Most cost conversations we walk into start at the model price, which is the small, stable, knowable number. The big, volatile, unknowable number is everything the agent does between the prompt and the answer, and that is the one nobody is watching. The fix is rarely a cheaper model. It is a token cap so the tail cannot hurt you, input discipline so the dominant cost stops growing, and observability so you are measuring spend against correctness instead of against the invoice.
One caveat I will put my name to. This is one study, on coding agents, on one benchmark, and the exact multiples will move as others run it. The shape will not. Agent spend is stochastic, it is non-monotonic with quality, and the model cannot forecast it. Those three hold regardless of which model tops next month's board, and they are enough to break a budget built like a server's.
If your agent bill is climbing and nobody can tell you which runs are buying correctness and which are just circling, that is the work we do.
Part of our proof index, the studies and benchmarks behind what we claim.
We make per-run spend visible next to per-run accuracy, cap the runaway tail, and cut the input cost underneath it.
Because agent spend is stochastic, not deterministic. A 2026 study of 8 frontier models on SWE-bench Verified found the same task can vary up to 30x in total tokens between runs. The agent explores, backtracks, and rereads differently each time, so a single per-task cost estimate is a point on a wide distribution, not a number you can put in a budget.

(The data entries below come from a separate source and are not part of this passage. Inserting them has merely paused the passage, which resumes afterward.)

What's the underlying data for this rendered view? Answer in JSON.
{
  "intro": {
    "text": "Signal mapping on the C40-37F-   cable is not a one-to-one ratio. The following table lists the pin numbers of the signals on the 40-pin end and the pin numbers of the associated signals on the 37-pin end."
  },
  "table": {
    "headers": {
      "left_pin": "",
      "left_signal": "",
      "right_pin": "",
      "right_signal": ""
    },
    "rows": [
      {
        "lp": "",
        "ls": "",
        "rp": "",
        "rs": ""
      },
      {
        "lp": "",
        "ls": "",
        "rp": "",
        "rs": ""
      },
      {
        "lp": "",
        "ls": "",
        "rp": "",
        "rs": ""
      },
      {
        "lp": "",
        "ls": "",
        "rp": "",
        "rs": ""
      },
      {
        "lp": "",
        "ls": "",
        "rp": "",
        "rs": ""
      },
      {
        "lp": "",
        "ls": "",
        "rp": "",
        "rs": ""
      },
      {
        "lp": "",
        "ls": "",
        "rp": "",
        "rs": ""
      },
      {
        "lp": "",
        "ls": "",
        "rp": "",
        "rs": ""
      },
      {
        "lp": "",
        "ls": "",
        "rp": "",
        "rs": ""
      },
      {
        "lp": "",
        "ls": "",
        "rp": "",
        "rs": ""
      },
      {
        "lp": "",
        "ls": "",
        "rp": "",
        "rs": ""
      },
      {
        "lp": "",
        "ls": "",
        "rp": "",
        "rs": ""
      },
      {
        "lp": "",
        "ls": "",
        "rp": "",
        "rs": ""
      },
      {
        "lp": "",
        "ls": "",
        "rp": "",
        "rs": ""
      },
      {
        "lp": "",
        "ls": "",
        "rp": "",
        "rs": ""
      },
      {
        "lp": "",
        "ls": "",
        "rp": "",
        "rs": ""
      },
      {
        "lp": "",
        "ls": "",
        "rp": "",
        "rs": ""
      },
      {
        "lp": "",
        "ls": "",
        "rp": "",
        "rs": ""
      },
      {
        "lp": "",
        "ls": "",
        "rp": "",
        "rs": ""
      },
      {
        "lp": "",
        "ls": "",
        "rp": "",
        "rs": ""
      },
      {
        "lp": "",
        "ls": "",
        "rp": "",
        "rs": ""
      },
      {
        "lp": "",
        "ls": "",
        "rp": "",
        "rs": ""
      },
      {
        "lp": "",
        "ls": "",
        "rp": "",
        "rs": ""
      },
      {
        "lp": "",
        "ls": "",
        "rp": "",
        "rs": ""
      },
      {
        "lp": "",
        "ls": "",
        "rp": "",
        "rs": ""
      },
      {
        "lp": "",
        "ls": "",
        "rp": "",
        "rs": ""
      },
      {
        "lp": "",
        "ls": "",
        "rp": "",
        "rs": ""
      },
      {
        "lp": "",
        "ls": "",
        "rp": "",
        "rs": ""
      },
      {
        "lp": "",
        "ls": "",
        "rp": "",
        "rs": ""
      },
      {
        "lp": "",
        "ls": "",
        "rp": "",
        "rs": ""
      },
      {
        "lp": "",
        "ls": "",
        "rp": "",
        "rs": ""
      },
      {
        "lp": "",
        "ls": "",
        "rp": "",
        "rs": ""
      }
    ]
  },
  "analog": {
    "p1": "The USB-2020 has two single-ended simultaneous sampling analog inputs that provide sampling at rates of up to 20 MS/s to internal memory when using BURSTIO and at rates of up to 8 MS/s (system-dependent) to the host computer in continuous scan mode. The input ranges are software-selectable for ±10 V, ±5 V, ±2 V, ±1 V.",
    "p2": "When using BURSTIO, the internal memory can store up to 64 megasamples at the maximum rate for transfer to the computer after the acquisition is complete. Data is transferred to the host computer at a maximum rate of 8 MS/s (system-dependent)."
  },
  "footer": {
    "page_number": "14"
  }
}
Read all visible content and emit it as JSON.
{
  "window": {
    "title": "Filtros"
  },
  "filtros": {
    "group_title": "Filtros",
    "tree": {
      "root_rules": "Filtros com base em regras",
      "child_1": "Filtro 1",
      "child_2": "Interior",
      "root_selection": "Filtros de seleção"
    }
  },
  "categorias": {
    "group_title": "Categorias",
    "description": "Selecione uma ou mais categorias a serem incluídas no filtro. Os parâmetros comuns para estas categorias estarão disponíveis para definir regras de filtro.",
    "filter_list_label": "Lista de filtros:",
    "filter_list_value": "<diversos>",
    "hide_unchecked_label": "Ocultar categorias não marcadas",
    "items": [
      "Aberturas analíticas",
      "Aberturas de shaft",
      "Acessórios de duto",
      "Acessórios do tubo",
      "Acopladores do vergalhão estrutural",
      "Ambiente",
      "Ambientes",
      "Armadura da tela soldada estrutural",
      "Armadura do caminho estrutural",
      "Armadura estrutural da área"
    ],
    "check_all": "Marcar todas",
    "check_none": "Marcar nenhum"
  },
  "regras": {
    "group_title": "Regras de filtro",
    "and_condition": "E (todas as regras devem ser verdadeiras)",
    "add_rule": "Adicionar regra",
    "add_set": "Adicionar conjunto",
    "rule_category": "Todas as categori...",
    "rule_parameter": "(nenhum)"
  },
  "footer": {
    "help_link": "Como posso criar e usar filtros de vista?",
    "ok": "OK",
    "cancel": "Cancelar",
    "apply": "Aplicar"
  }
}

Do more tokens make an AI agent more accurate?
No. The same study found accuracy often peaks at intermediate cost and saturates at higher cost. Past a point, extra tokens buy more exploration and rereading, not more correct answers. Spending more is not a reliability strategy; it is just a bigger bill.
Can an AI agent predict its own token cost before running?
Poorly. Frontier models asked to forecast their own token usage managed correlations no better than 0.39 with what they actually spent, and systematically underestimated. You cannot ask the agent for a quote and trust it. The number has to come from measured logs.
How do you control AI agent costs in production?
Budget for the distribution rather than an average, set a hard token cap so a single runaway run cannot blow the month, attack the input side (context resent every call is the dominant cost), and track tokens against accuracy so you stop paying for spend that no longer buys correctness.